La mula (The Mule)

Foto: Internet
 
Cinemazcopio Lunes, 7 Enero, 2019 12:00 PM

Clint Eastwood tiene 88 años y nada parece detenerlo. El veterano actor y director ahora explora un tema de raíz, el origen de las “mulas” de los años ochenta, es decir, ciudadanos comunes y corrientes que de pronto se dedican al trasiego de droga a lo largo de la frontera.

Basada en la historia verídica de Leo Sharp, esta película se centra en la vida de un viejo veterano de guerra dedicado ahora a la horticultura que a finales de los ochenta se puso al servicio de un cártel mexicano.

Con el nombre de Earl Stone, Eastwood se toma el tiempo de encarnar a este personaje desde sus entrañas y hacer creíble ese distanciamiento con su familia, sobre todo su ex mujer Mary (Dianne Wiest), su hija Iris (Alison Eastwood, hija del director-actor) y su nieta Ginny (Taisa Farmiga).

Cuando está a punto de perder su casa en Peoria, Illinois, Earl cruza la línea y curiosamente no le va nada mal hasta que empieza a seguirle la pista Colin Bates (Bradley Cooper), un agente de la DEA. El recorrido que este par hace, motivado por esa típica dinámica de buenos y malos, como en las cintas western, permite a Eastwood mostrar ciudades polvorientas y desoladas, como si fuera parte esencial de un paisaje norteamericano donde el sueño de éxito y fortuna por la vía de la ley se ha perdido.

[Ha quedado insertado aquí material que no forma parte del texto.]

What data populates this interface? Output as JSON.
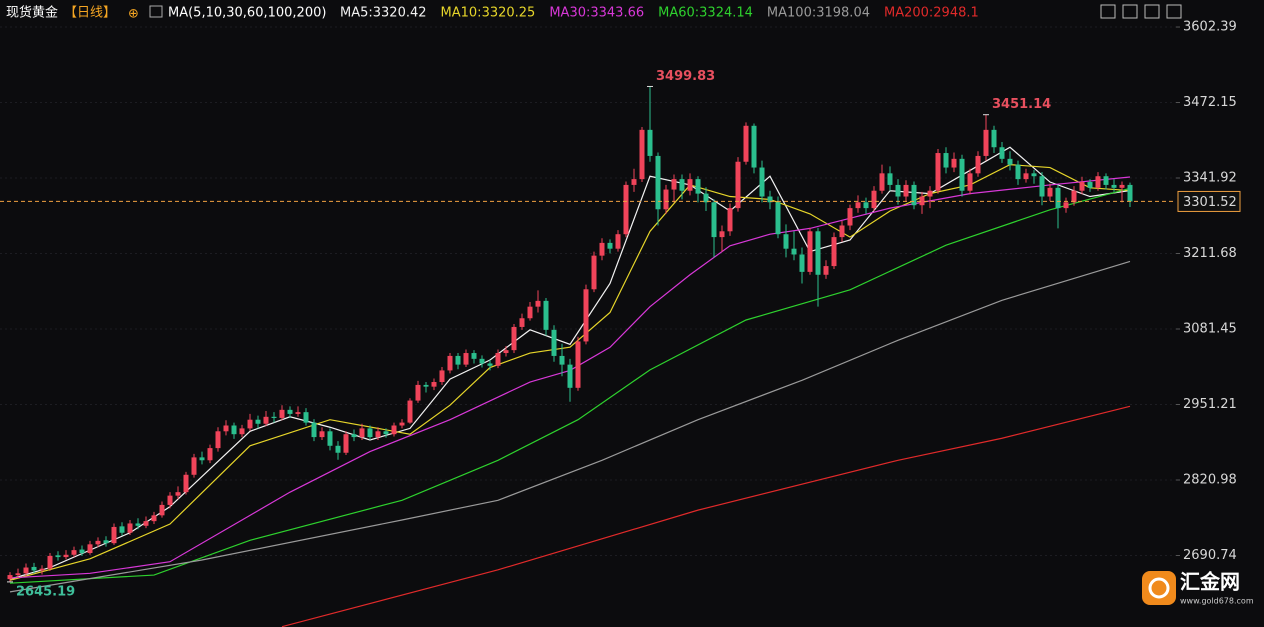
{
  "chart_data": {
    "type": "candlestick",
    "title": "现货黄金",
    "subtitle": "【日线】",
    "indicator": "MA(5,10,30,60,100,200)",
    "watermark": {
      "brand": "汇金网",
      "url": "www.gold678.com"
    },
    "up_color": "#f0445a",
    "down_color": "#2bbf8e",
    "ylim": [
      2567.4,
      3649.0
    ],
    "yticks": [
      3602.39,
      3472.15,
      3341.92,
      3211.68,
      3081.45,
      2951.21,
      2820.98,
      2690.74
    ],
    "grid": true,
    "last_price": 3301.52,
    "annotations": [
      {
        "index": 80,
        "value": 3499.83
      },
      {
        "index": 122,
        "value": 3451.14
      },
      {
        "index": 0,
        "value": 2645.19
      }
    ],
    "ohlc": [
      [
        2650,
        2662,
        2645.19,
        2657
      ],
      [
        2657,
        2668,
        2652,
        2660
      ],
      [
        2660,
        2677,
        2655,
        2670
      ],
      [
        2671,
        2678,
        2660,
        2665
      ],
      [
        2665,
        2674,
        2658,
        2668
      ],
      [
        2668,
        2695,
        2664,
        2690
      ],
      [
        2691,
        2698,
        2682,
        2688
      ],
      [
        2688,
        2700,
        2684,
        2692
      ],
      [
        2692,
        2706,
        2688,
        2700
      ],
      [
        2701,
        2708,
        2690,
        2695
      ],
      [
        2695,
        2716,
        2692,
        2710
      ],
      [
        2710,
        2722,
        2705,
        2716
      ],
      [
        2717,
        2724,
        2706,
        2712
      ],
      [
        2712,
        2746,
        2709,
        2740
      ],
      [
        2741,
        2748,
        2725,
        2730
      ],
      [
        2730,
        2752,
        2726,
        2746
      ],
      [
        2746,
        2755,
        2736,
        2742
      ],
      [
        2742,
        2758,
        2738,
        2750
      ],
      [
        2750,
        2766,
        2745,
        2760
      ],
      [
        2760,
        2784,
        2756,
        2778
      ],
      [
        2778,
        2800,
        2772,
        2794
      ],
      [
        2794,
        2810,
        2788,
        2800
      ],
      [
        2800,
        2835,
        2796,
        2830
      ],
      [
        2830,
        2866,
        2825,
        2860
      ],
      [
        2860,
        2870,
        2848,
        2855
      ],
      [
        2855,
        2882,
        2850,
        2876
      ],
      [
        2876,
        2912,
        2870,
        2905
      ],
      [
        2905,
        2924,
        2898,
        2915
      ],
      [
        2915,
        2920,
        2892,
        2900
      ],
      [
        2900,
        2916,
        2895,
        2910
      ],
      [
        2910,
        2935,
        2906,
        2925
      ],
      [
        2925,
        2932,
        2910,
        2918
      ],
      [
        2918,
        2940,
        2914,
        2930
      ],
      [
        2930,
        2938,
        2920,
        2928
      ],
      [
        2928,
        2950,
        2924,
        2942
      ],
      [
        2942,
        2948,
        2928,
        2935
      ],
      [
        2935,
        2948,
        2930,
        2938
      ],
      [
        2938,
        2945,
        2915,
        2920
      ],
      [
        2920,
        2926,
        2888,
        2895
      ],
      [
        2895,
        2912,
        2890,
        2905
      ],
      [
        2905,
        2910,
        2872,
        2880
      ],
      [
        2880,
        2888,
        2856,
        2868
      ],
      [
        2868,
        2905,
        2864,
        2900
      ],
      [
        2900,
        2908,
        2888,
        2895
      ],
      [
        2895,
        2918,
        2890,
        2910
      ],
      [
        2910,
        2915,
        2890,
        2895
      ],
      [
        2895,
        2912,
        2890,
        2905
      ],
      [
        2905,
        2910,
        2894,
        2900
      ],
      [
        2900,
        2920,
        2896,
        2915
      ],
      [
        2915,
        2926,
        2910,
        2920
      ],
      [
        2920,
        2962,
        2918,
        2958
      ],
      [
        2958,
        2992,
        2954,
        2985
      ],
      [
        2985,
        2990,
        2972,
        2982
      ],
      [
        2982,
        2996,
        2976,
        2990
      ],
      [
        2990,
        3016,
        2985,
        3010
      ],
      [
        3010,
        3040,
        3005,
        3035
      ],
      [
        3035,
        3040,
        3012,
        3020
      ],
      [
        3020,
        3046,
        3016,
        3040
      ],
      [
        3040,
        3045,
        3022,
        3030
      ],
      [
        3030,
        3036,
        3015,
        3022
      ],
      [
        3022,
        3028,
        3010,
        3018
      ],
      [
        3018,
        3046,
        3014,
        3040
      ],
      [
        3040,
        3052,
        3034,
        3045
      ],
      [
        3045,
        3090,
        3040,
        3085
      ],
      [
        3085,
        3108,
        3080,
        3100
      ],
      [
        3100,
        3128,
        3096,
        3120
      ],
      [
        3120,
        3148,
        3110,
        3130
      ],
      [
        3130,
        3135,
        3070,
        3080
      ],
      [
        3080,
        3088,
        3025,
        3035
      ],
      [
        3035,
        3056,
        3000,
        3020
      ],
      [
        3020,
        3030,
        2956,
        2980
      ],
      [
        2980,
        3068,
        2975,
        3060
      ],
      [
        3060,
        3158,
        3055,
        3150
      ],
      [
        3150,
        3215,
        3145,
        3208
      ],
      [
        3208,
        3238,
        3200,
        3230
      ],
      [
        3230,
        3236,
        3212,
        3220
      ],
      [
        3220,
        3252,
        3215,
        3245
      ],
      [
        3245,
        3336,
        3240,
        3330
      ],
      [
        3330,
        3358,
        3318,
        3340
      ],
      [
        3340,
        3430,
        3335,
        3425
      ],
      [
        3425,
        3499.83,
        3370,
        3380
      ],
      [
        3380,
        3386,
        3260,
        3288
      ],
      [
        3288,
        3330,
        3280,
        3322
      ],
      [
        3322,
        3348,
        3300,
        3340
      ],
      [
        3340,
        3348,
        3305,
        3320
      ],
      [
        3320,
        3350,
        3312,
        3340
      ],
      [
        3340,
        3345,
        3300,
        3315
      ],
      [
        3315,
        3326,
        3285,
        3300
      ],
      [
        3300,
        3305,
        3205,
        3240
      ],
      [
        3240,
        3260,
        3215,
        3250
      ],
      [
        3250,
        3298,
        3242,
        3290
      ],
      [
        3290,
        3378,
        3284,
        3370
      ],
      [
        3370,
        3438,
        3365,
        3432
      ],
      [
        3432,
        3436,
        3350,
        3360
      ],
      [
        3360,
        3372,
        3300,
        3310
      ],
      [
        3310,
        3320,
        3288,
        3300
      ],
      [
        3300,
        3310,
        3238,
        3245
      ],
      [
        3245,
        3262,
        3205,
        3220
      ],
      [
        3220,
        3250,
        3200,
        3210
      ],
      [
        3210,
        3222,
        3160,
        3180
      ],
      [
        3180,
        3256,
        3175,
        3250
      ],
      [
        3250,
        3256,
        3120,
        3175
      ],
      [
        3175,
        3200,
        3168,
        3190
      ],
      [
        3190,
        3248,
        3185,
        3240
      ],
      [
        3240,
        3268,
        3232,
        3260
      ],
      [
        3260,
        3296,
        3252,
        3290
      ],
      [
        3290,
        3312,
        3282,
        3300
      ],
      [
        3300,
        3308,
        3280,
        3290
      ],
      [
        3290,
        3328,
        3285,
        3320
      ],
      [
        3320,
        3365,
        3315,
        3350
      ],
      [
        3350,
        3362,
        3320,
        3330
      ],
      [
        3330,
        3340,
        3296,
        3310
      ],
      [
        3310,
        3338,
        3302,
        3330
      ],
      [
        3330,
        3336,
        3288,
        3295
      ],
      [
        3295,
        3318,
        3280,
        3310
      ],
      [
        3310,
        3328,
        3290,
        3320
      ],
      [
        3320,
        3392,
        3315,
        3385
      ],
      [
        3385,
        3395,
        3350,
        3360
      ],
      [
        3360,
        3386,
        3352,
        3375
      ],
      [
        3375,
        3382,
        3310,
        3320
      ],
      [
        3320,
        3358,
        3314,
        3350
      ],
      [
        3350,
        3388,
        3344,
        3380
      ],
      [
        3380,
        3451.14,
        3372,
        3425
      ],
      [
        3425,
        3432,
        3385,
        3395
      ],
      [
        3395,
        3404,
        3368,
        3375
      ],
      [
        3375,
        3388,
        3355,
        3365
      ],
      [
        3365,
        3372,
        3330,
        3340
      ],
      [
        3340,
        3358,
        3334,
        3350
      ],
      [
        3350,
        3356,
        3332,
        3345
      ],
      [
        3345,
        3352,
        3295,
        3310
      ],
      [
        3310,
        3332,
        3302,
        3325
      ],
      [
        3325,
        3330,
        3255,
        3290
      ],
      [
        3290,
        3308,
        3282,
        3300
      ],
      [
        3300,
        3328,
        3294,
        3320
      ],
      [
        3320,
        3344,
        3314,
        3335
      ],
      [
        3335,
        3340,
        3318,
        3325
      ],
      [
        3325,
        3352,
        3320,
        3345
      ],
      [
        3345,
        3350,
        3322,
        3330
      ],
      [
        3330,
        3340,
        3318,
        3325
      ],
      [
        3325,
        3336,
        3300,
        3330
      ],
      [
        3330,
        3334,
        3292,
        3301.52
      ]
    ],
    "series": [
      {
        "name": "MA5:3320.42",
        "color": "#f2f2f2",
        "x": [
          0,
          5,
          10,
          15,
          20,
          25,
          30,
          35,
          40,
          45,
          50,
          55,
          60,
          65,
          70,
          75,
          80,
          85,
          90,
          95,
          100,
          105,
          110,
          115,
          120,
          125,
          130,
          135,
          140
        ],
        "values": [
          2650,
          2670,
          2700,
          2730,
          2775,
          2840,
          2905,
          2930,
          2912,
          2890,
          2910,
          2995,
          3028,
          3080,
          3055,
          3160,
          3345,
          3330,
          3285,
          3345,
          3215,
          3235,
          3320,
          3315,
          3355,
          3395,
          3335,
          3310,
          3320.42
        ]
      },
      {
        "name": "MA10:3320.25",
        "color": "#e6d52a",
        "x": [
          0,
          10,
          20,
          30,
          40,
          50,
          55,
          60,
          65,
          70,
          75,
          80,
          85,
          90,
          95,
          100,
          105,
          110,
          115,
          120,
          125,
          130,
          135,
          140
        ],
        "values": [
          2648,
          2685,
          2745,
          2880,
          2925,
          2900,
          2950,
          3015,
          3040,
          3050,
          3110,
          3250,
          3330,
          3310,
          3305,
          3280,
          3240,
          3285,
          3315,
          3330,
          3365,
          3360,
          3325,
          3320.25
        ]
      },
      {
        "name": "MA30:3343.66",
        "color": "#d838d8",
        "x": [
          0,
          10,
          20,
          30,
          35,
          45,
          55,
          65,
          70,
          75,
          80,
          85,
          90,
          95,
          100,
          110,
          120,
          130,
          140
        ],
        "values": [
          2652,
          2660,
          2680,
          2760,
          2800,
          2870,
          2925,
          2990,
          3010,
          3050,
          3120,
          3175,
          3225,
          3245,
          3255,
          3290,
          3315,
          3330,
          3343.66
        ]
      },
      {
        "name": "MA60:3324.14",
        "color": "#2ed12e",
        "x": [
          0,
          18,
          30,
          49,
          61,
          71,
          80,
          92,
          105,
          117,
          130,
          140
        ],
        "values": [
          2643,
          2657,
          2717,
          2786,
          2855,
          2925,
          3011,
          3097,
          3149,
          3226,
          3287,
          3324.14
        ]
      },
      {
        "name": "MA100:3198.04",
        "color": "#9a9a9a",
        "x": [
          0,
          24,
          49,
          61,
          74,
          86,
          99,
          111,
          124,
          140
        ],
        "values": [
          2628,
          2683,
          2752,
          2786,
          2855,
          2925,
          2993,
          3062,
          3131,
          3198.04
        ]
      },
      {
        "name": "MA200:2948.1",
        "color": "#e02a2a",
        "x": [
          34,
          61,
          86,
          111,
          124,
          140
        ],
        "values": [
          2568,
          2666,
          2769,
          2855,
          2893,
          2948.1
        ]
      }
    ]
  }
}
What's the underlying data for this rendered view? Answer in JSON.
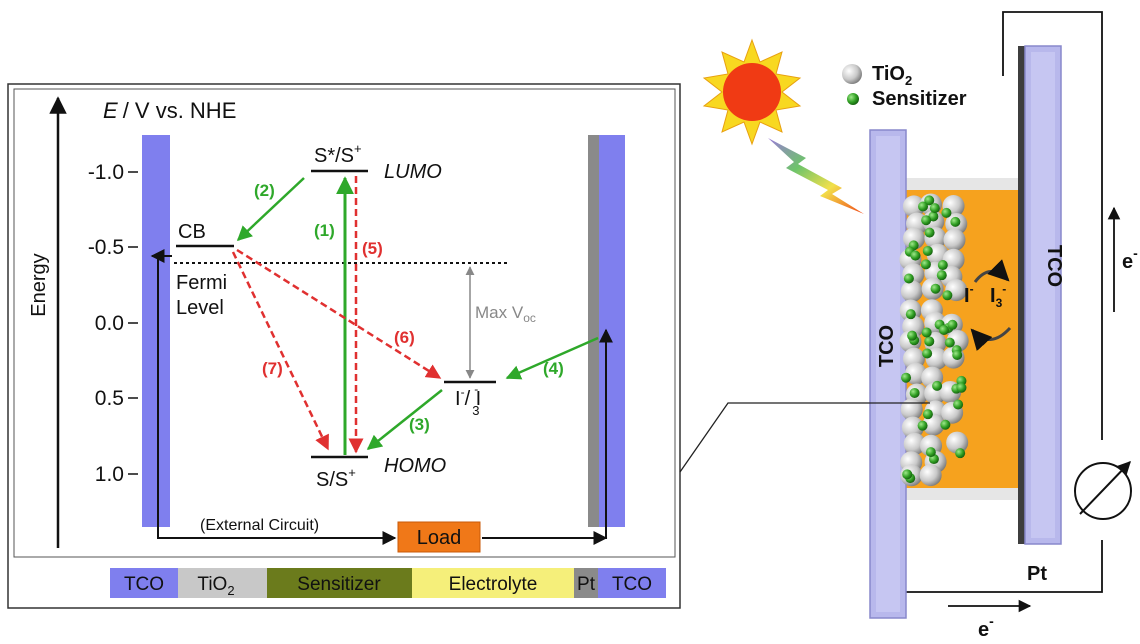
{
  "diagram": {
    "axis_title": "E / V vs. NHE",
    "axis_title_e": "E",
    "axis_title_rest": "/ V vs. NHE",
    "energy_label": "Energy",
    "ticks": [
      "-1.0",
      "-0.5",
      "0.0",
      "0.5",
      "1.0"
    ],
    "levels": {
      "excited": "S*/S",
      "excited_sup": "+",
      "lumo": "LUMO",
      "cb": "CB",
      "fermi_1": "Fermi",
      "fermi_2": "Level",
      "ground": "S/S",
      "ground_sup": "+",
      "homo": "HOMO",
      "redox_i": "I",
      "redox_sep": "/ I",
      "redox_sub": "3",
      "redox_sup": "-"
    },
    "max_voc_main": "Max V",
    "max_voc_sub": "oc",
    "processes": {
      "p1": "(1)",
      "p2": "(2)",
      "p3": "(3)",
      "p4": "(4)",
      "p5": "(5)",
      "p6": "(6)",
      "p7": "(7)"
    },
    "external_circuit": "(External Circuit)",
    "load": "Load",
    "layers": [
      "TCO",
      "TiO",
      "Sensitizer",
      "Electrolyte",
      "Pt",
      "TCO"
    ],
    "tio2_sub": "2"
  },
  "cell": {
    "legend_tio2": "TiO",
    "legend_tio2_sub": "2",
    "legend_sensitizer": "Sensitizer",
    "tco_left": "TCO",
    "tco_right": "TCO",
    "pt": "Pt",
    "electron_top": "e",
    "electron_bottom": "e",
    "electron_sup": "-",
    "iodide": "I",
    "triiodide": "I",
    "triiodide_sub": "3"
  },
  "colors": {
    "tco": "#7f7fee",
    "tio2": "#c8c8c8",
    "sensitizer": "#6b7b1c",
    "electrolyte": "#f5ef7a",
    "pt": "#8a8a8a",
    "load": "#f07818",
    "green_process": "#2ea82a",
    "red_process": "#e03030",
    "electrolyte_cell": "#f6a21e"
  }
}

Entonces vemos un filme más motivado por el ojo pesimista del realizador que al igual que los hermanos Cohen en “Sin lugar para los débiles” ubica en la era de Reagan el principio del fin, cuando la puerta se abre de par en par al narcotráfico y la gente empieza a creer que con dinero es capaz de compensarlo todo, incluso el abandono de la familia, como le sucede a Earl.

Sin embargo, hay tanta frialdad en la manera en que Eastwood, el actor y el director en este caso, recrea esta trayectoria de un hombre que en el ocaso de sus días carga con sus fracasos rumbo al abismo, es imposible dejar de pensar que algo falta, y eso es precisamente lo que se percibe en la pantalla grande, creando la sensación de un largometraje que debió ser grandioso y no lo fue. **

Punto final.- “Bumblebee” no está nada mal… de veras.